The topic of concussions in athletes, especially football players, is dear to Sean Morey’s heart. He has thrown himself completely into the cause, trying to raise awareness and help athletes with potential brain injuries.
So it’s a tough situation when Morey suffers a concussion. And admittedly sticky when he actually plays with one, which he did after getting a concussion against the Panthers and then playing against the Bears.
“This is the nature of our game and the profession we have chosen,” Morey said.
Morey came down with the flu right after the Carolina game, and he thinks either his symptoms were masked a bit or “maybe it was just wishful thinking.” But he downplayed what he was feeling and didn’t communicate with the Cards’ training staff, which is one of the biggest things he advocates for players. He played in Chicago.
“No player wants to take a day off,” Morey said. “They want to play because there is a deep loyalty to their teammates and their coaches and their team and the owners that pay their salaries.”

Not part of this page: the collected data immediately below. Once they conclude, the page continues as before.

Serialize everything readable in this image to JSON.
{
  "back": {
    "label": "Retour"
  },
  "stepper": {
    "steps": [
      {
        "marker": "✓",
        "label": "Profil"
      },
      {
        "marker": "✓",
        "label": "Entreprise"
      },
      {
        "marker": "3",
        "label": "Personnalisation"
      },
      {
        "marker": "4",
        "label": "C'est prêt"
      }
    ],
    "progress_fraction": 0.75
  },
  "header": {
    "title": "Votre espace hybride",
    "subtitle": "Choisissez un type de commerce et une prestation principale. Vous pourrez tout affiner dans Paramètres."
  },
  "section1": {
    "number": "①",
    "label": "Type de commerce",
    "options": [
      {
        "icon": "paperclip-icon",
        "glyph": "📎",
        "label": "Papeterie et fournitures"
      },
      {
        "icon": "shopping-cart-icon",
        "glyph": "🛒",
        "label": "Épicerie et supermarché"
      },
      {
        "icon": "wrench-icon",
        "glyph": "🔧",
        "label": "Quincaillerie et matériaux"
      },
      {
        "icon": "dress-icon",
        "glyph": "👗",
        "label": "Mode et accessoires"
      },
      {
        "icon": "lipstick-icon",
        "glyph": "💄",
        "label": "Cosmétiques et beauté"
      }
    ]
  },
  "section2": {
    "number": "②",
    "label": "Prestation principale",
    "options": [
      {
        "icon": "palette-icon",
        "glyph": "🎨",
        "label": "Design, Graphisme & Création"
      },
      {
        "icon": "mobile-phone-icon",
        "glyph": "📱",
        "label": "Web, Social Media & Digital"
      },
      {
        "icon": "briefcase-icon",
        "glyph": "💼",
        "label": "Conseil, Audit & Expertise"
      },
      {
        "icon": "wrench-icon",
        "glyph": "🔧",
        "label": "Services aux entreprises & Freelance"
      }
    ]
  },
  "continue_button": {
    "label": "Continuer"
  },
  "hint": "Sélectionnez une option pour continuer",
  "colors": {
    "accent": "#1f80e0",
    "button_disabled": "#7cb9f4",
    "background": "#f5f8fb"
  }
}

He said he was retested Thursday and he will be able to practice Friday and hopefully be cleared to play. As for his situation as a spokesman, Morey said he understood why someone would wonder how he could play with a concussion given what he has advocated.
“All I can do is as a professional athlete is communicate with my trainers and be honest with my medical staff and let them do their job,” Morey said. “That’s the only message players need to hear. Whether it’s college or high school, you can’t lie about symptoms.
“It’s a double-edged sword and that’s what makes this issue so complicated. Owners pay (pro) players expecting performance, coaches develop relationships with players and your teammates, for all intents and purposes, are like your family and that’s who you want to play for. There is a lot of incentive to play through injuries.”
Morey said he didn’t think it was a mistake to play in Chicago. He said he thought he could play in such a way to minimize getting hit the wrong way, admitting that may have been “wishful thinking or maybe foolish pride on my part.”
“I don’t want to over-dramatize this,” Morey said. “But it’s the way players think.”